On the terrace of a restaurant set by itself amid this Alpine splendor, I ordered sausages and potato salad and took in my surroundings. A dark-skinned black man devoured fondue with his blond white companion. Before my coffee came, another interracial couple arrived. It was all utterly, wonderfully unremarkable. If black people were “a sight” in Baldwin’s time, we’re nothing to write home about now.

Over the next two days, I struck up conversations with the grandniece and the daughter of the hotel’s longtime owner, a white-haired older gentleman I’d seen around named Emil Loretan, one of the few villagers who remembered Baldwin’s visits. He was very tired and couldn’t speak English, but his daughter kindly printed out for me a short list of responses he’d prepared for reporters. “Mr. Baldwin did not cause great excitement,” it begins. “He was underappreciated and did not yet have great renown as a writer.” In his replies (which a friend of mine translated from the German), Loretan seems almost wounded that Baldwin would paint his village as racist. “The hotels closed in wintertime in those days and it was very quiet,” the printout continues. “Around carnival, groups of children would go through the village to collect money for the needy. When someone donated money, a small black girl would nod. This probably shocked Baldwin.” I read the passage several times before I realized the “small black girl” he was referring to was one of the two Baldwin describes in his essay:

There is a custom in the village—I am told it is repeated in many villages—of “buying” African natives for the purpose of converting them to Christianity. . . . During the carnaval which precedes Lent, two village children have their faces blackened—out of which bloodless darkness their blue eyes shine like ice—and fantastic horsehair wigs are placed on their blond heads; thus disguised, they solicit among the villagers for money for the missionaries in Africa.

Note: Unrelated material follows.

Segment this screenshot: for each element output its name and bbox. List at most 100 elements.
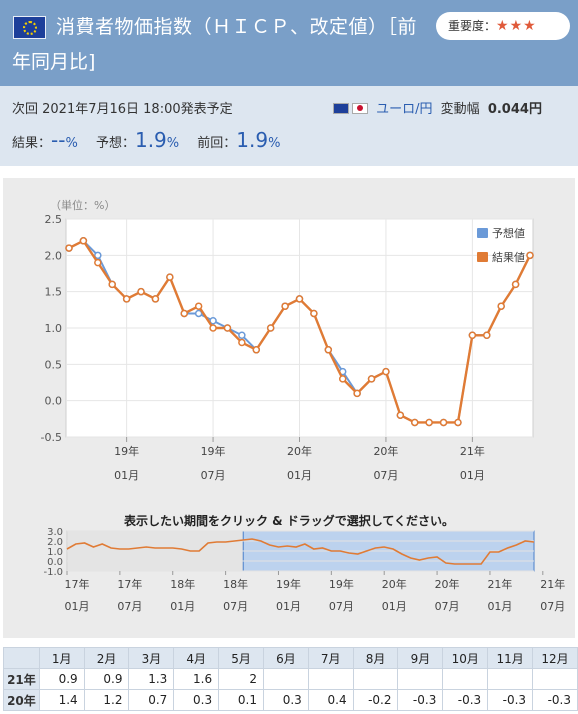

Baldwin’s depiction here had always seemed to me objective, beyond dispute, as factual as the scenery. It felt eerie to encounter one of the circumstantial targets of his justified but possibly misdirected anger—
after all, “Stranger in the Village” is about America, and about the fundamentally incommensurate relationship between white and black there. Where Baldwin saw the degrading American tradition of blackface, Loretan saw only a costume within the make-believe world of carnival—an imitation with intentions more philanthropic than pejorative. It was a detail Baldwin had latched onto and used to score a larger, valid point in a different context, Loretan seemed to imply: “This induced him to grade the village harshly. Back then, the village was very poor; he insinuated that as well.”

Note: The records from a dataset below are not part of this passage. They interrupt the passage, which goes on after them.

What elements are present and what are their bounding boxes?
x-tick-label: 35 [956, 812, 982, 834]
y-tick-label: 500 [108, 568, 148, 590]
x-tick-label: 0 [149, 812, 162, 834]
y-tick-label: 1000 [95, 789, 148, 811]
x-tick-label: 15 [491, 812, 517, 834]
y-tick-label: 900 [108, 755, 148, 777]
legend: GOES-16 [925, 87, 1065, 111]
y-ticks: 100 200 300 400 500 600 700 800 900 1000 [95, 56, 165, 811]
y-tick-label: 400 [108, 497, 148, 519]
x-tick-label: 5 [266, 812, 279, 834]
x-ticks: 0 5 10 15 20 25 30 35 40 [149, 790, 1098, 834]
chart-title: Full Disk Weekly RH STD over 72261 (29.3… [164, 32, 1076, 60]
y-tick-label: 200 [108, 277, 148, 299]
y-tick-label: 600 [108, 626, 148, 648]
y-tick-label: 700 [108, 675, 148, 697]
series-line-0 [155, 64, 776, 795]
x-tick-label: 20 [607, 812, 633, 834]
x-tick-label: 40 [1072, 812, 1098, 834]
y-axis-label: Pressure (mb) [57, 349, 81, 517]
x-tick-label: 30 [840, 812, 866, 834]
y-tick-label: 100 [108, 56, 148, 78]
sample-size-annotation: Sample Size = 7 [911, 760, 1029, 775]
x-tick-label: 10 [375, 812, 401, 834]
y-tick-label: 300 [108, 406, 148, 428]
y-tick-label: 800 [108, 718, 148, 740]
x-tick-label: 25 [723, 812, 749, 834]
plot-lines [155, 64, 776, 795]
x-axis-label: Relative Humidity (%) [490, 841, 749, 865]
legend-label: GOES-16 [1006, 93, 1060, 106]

The village today is considerably more prosperous. After checking out, I asked the hotel’s driver to drop me in the old central square, where Baldwin had stayed. It is gorgeously preserved, walled on all sides by staggering peaks, with a clock tower and vividly painted shutters over tightly packed windows. In a small alleyway by an ice-cream parlor is an installation devoted to two famous writers who spent time in Leukerbad: on one side, Goethe, on the other, Baldwin. Three quarters of the space is devoted to the latter, and the text of “Stranger in the Village” is printed in full alongside five portraits (to Goethe’s one). I stood there for a while, rereading Baldwin’s impressions and trying to imagine what he experienced. “People are trapped in history and history is trapped in them,” he wrote, but though I could feel his fury, it was almost impossible to own it.

I took a shaded seat just across the small sun-drenched plaza, where I noticed a tattooed Portuguese waitress from the hotel at a neighboring table. She shyly waved in my direction. The place was otherwise empty. I ordered a quick lunch and raised a glass of white wine in Baldwin’s direction. Right then it felt like we were a long way indeed from Paris, from Harlem, from Minneapolis.